A bird? A plane? The International Space Station!

The International Space Station (ISS) has been orbiting our planet since 1998. From most locations on Earth, assuming you have clear night skies, you can see ISS for yourself. It looks like a bright star moving quickly from horizon to horizon to us on Earth. As suddenly as it appears, it disappears.

But how do you know when to see ISS pass overhead from your location?

NASA has a great tool to help. The Spot the Station program lets you sign up to receive alerts that let you know when ISS will be visible from your location anywhere in the world, in both the Northern and Southern Hemispheres. Plus, there’s a map-based feature to track when to look for the station as it flies over you in your night sky. You can also sign up for alerts via email or text message. Typically, alerts are sent out a few times each month when the station’s orbit is near your location.

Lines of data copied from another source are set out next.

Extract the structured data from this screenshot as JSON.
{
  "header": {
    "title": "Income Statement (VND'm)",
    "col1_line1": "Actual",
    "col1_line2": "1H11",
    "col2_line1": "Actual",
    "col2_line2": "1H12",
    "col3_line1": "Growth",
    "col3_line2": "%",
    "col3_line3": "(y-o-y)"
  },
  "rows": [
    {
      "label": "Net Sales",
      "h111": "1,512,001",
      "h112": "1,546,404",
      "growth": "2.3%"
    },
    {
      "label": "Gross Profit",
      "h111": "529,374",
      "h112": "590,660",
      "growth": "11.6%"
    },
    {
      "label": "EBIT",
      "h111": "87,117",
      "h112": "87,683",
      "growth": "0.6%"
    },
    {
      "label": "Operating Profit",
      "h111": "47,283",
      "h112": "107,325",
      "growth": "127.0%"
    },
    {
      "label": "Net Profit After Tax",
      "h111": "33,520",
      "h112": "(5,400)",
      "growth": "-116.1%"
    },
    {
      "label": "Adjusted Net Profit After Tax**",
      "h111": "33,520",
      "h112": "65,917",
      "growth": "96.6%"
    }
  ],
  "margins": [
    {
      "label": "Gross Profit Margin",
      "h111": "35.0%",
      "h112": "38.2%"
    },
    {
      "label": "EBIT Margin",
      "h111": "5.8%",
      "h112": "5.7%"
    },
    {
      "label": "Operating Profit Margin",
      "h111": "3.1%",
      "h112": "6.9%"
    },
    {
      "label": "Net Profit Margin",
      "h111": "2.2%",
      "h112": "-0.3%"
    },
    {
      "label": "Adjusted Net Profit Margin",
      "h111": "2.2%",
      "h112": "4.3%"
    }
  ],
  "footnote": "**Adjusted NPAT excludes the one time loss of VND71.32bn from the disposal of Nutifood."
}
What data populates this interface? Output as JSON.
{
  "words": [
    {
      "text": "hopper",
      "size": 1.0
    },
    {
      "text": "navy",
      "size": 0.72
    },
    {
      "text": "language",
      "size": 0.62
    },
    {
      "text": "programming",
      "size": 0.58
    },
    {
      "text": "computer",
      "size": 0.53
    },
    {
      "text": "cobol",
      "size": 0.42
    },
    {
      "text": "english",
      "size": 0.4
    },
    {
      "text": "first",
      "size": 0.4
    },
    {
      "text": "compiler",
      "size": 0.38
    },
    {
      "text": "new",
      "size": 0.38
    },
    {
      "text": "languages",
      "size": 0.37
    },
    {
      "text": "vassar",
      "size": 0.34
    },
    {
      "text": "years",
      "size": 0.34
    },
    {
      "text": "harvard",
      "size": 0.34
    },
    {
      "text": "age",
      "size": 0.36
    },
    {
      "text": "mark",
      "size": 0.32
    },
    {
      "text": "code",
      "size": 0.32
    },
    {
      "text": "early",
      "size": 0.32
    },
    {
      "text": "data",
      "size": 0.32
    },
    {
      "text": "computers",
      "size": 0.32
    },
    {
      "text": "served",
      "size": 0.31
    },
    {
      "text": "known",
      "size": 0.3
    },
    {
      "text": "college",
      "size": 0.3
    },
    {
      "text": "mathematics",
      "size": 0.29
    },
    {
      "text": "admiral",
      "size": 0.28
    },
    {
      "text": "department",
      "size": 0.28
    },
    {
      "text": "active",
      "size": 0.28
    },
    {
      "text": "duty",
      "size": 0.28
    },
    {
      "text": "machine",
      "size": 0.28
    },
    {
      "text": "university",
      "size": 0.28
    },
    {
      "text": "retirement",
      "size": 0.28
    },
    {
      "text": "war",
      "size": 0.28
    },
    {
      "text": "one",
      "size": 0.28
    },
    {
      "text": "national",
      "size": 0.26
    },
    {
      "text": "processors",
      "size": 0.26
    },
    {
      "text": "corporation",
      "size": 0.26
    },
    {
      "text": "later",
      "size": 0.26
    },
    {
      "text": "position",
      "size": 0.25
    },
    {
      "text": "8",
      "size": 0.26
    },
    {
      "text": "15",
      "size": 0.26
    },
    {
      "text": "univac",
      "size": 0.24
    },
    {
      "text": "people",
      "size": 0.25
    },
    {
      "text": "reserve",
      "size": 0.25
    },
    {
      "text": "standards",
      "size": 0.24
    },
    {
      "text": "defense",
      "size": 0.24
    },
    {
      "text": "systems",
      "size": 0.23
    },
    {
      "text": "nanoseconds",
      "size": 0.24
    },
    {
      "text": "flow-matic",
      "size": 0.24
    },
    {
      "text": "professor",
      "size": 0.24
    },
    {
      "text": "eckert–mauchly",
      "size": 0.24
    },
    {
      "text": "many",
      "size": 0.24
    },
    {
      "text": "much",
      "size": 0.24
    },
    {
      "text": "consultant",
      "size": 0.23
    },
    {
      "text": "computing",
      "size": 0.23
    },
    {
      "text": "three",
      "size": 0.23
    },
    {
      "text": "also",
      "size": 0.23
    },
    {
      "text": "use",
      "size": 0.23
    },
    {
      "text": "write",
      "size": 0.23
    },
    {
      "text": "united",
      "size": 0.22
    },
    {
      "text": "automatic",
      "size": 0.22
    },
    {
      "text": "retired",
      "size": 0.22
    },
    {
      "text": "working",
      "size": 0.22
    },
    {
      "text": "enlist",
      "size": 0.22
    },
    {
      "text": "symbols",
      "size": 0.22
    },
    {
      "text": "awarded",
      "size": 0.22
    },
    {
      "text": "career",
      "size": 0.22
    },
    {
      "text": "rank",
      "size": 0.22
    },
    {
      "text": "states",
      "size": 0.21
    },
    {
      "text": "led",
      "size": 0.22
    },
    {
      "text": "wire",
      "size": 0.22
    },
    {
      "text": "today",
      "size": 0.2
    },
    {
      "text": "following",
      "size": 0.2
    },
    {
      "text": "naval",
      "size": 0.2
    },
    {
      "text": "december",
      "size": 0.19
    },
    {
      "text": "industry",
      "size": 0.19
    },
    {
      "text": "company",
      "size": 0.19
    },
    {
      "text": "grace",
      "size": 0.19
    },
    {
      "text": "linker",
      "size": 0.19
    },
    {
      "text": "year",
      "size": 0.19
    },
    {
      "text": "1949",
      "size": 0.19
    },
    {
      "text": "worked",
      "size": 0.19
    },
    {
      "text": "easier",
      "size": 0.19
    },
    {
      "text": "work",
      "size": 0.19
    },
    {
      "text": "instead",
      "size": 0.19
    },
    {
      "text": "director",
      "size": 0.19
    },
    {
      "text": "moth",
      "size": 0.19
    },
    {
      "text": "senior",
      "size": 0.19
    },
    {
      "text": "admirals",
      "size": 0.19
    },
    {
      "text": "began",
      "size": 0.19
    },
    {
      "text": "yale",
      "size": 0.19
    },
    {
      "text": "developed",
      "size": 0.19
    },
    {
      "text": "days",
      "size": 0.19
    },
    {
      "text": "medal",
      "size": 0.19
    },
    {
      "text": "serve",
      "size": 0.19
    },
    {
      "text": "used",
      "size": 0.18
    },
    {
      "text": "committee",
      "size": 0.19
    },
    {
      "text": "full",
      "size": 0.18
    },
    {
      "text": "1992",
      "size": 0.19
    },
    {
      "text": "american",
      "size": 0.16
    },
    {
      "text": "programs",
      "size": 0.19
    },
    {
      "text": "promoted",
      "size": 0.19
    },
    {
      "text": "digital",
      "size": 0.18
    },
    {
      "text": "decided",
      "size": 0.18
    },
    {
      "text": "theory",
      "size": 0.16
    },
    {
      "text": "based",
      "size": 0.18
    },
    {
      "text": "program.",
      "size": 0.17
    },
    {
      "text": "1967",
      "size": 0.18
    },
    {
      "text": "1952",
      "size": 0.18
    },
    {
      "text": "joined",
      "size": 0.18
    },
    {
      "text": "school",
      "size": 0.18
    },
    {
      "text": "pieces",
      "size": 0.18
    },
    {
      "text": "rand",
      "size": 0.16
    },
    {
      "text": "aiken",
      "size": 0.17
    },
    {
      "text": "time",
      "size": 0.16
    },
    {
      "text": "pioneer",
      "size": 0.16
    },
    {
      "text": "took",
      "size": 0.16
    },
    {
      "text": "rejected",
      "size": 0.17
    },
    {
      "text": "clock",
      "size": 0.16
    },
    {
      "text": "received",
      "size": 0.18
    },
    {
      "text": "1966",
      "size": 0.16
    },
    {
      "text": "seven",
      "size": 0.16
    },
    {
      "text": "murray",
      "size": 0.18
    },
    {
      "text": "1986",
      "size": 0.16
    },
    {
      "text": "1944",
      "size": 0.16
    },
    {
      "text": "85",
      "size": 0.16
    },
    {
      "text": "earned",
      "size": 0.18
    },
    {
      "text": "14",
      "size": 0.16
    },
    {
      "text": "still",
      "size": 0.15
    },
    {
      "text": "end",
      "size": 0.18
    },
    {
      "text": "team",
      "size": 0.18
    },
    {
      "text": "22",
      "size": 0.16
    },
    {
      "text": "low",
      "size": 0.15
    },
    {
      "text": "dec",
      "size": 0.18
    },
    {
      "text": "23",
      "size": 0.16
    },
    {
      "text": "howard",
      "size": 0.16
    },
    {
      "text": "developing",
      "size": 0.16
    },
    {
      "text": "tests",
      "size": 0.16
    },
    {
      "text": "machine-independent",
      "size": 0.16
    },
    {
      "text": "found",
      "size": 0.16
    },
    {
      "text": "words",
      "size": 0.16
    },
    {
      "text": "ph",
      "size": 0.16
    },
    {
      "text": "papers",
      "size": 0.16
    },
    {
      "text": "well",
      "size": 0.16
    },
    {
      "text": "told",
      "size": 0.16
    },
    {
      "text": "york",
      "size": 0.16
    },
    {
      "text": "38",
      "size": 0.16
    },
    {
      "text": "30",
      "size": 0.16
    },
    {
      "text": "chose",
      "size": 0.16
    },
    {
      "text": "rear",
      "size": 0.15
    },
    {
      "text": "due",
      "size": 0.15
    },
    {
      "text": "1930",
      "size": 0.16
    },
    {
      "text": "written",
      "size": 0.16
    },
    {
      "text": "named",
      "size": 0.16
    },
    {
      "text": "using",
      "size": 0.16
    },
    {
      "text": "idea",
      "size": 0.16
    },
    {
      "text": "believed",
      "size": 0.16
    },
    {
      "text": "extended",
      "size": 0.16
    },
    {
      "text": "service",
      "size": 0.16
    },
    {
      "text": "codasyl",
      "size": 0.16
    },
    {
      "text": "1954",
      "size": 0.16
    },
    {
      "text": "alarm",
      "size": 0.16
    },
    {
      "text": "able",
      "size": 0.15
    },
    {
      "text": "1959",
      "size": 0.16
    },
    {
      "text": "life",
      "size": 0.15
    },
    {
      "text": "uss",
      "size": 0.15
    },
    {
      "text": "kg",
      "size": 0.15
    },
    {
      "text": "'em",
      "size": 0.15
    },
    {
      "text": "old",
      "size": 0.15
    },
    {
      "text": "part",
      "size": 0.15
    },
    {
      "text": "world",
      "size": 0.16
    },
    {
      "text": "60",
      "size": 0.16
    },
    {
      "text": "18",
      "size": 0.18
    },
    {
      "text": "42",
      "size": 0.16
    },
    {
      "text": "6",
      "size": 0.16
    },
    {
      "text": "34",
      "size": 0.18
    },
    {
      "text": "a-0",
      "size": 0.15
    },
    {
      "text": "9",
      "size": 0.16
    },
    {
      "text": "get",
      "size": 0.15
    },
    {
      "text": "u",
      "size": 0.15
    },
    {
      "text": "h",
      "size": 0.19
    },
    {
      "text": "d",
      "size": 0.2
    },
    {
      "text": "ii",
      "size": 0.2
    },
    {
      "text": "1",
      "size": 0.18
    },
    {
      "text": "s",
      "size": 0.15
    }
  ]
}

Visit the Spot the Station website to sign up, and see a list of upcoming sighting opportunities.

How to spot the International Space Station

If you sign up for NASA’s Spot the Station service, you’ll get notices only when ISS will be clearly visible from your location for at least a couple of minutes. The notices contain information on which direction to look for ISS in your night sky. Not sure about your directions? Just note where the sun sets. You know it sets generally westward. From there, you can easily find the direction where the station will appear (for example, in the southwest or northwest).

Via NASA’s service, the height at which the station will appear in your sky is given in degrees. Remember, 90 degrees is directly over your head. Any number less than 90 degrees will mean that the station will appear somewhere between the horizon and the overhead mark.

Want a way to measure degrees on the sky’s dome? Make a fist, and stretch out your arm. Your fist at arm’s length is equal to about 10 degrees. Then, just use the appropriate number of fist-lengths to find the location marker, e.g., four fist-lengths from the horizon would be equal to about 40 degrees.

The station is bright! It’s hard to miss if you’re looking in the correct direction.

View at EarthSky Community Photos. | Matt Lantz in Aledo, Texas, caught this image on the evening of November 19, 2020. See the streak? It’s the International Space Station. Matt wrote: “Was waiting to pick up my daughter from soccer practice and managed to catch the ISS as it passed right by the moon, Jupiter and Saturn all right next to each other. Pretty cool!” Thank you, Matt!

Two decades of human occupation

The first module of ISS was launched into space in 1998, and the initial construction of the station took about two years to complete. Human occupation of the station began on November 2, 2000. Since that time, ISS has been continuously occupied.

ISS serves as both an orbiting laboratory and a port for international spacecraft. It orbits at approximately 220 miles (350 km) above the Earth, and it travels at an average speed of 17,227 miles (27,724 km) per hour. It makes multiple orbits around Earth every day.

The primary partnering countries involved in operating ISS include the United States, Canada, Japan, several European countries and Russia. China is currently building its own space station, called Tiangong, and launched the first module in 2021.

One note. Those who live north of 51.6 degrees north latitude (for example, in Alaska) will likely have to visit the Spot the Station website directly. That’s because notifications in this region would be rare.

The International Space Station (seen here in 2018) has been continuously occupied by astronauts since 2000. Image via NASA/ HowStuffWorks.

Bottom line: Learn to watch the International Space Station moving above your location.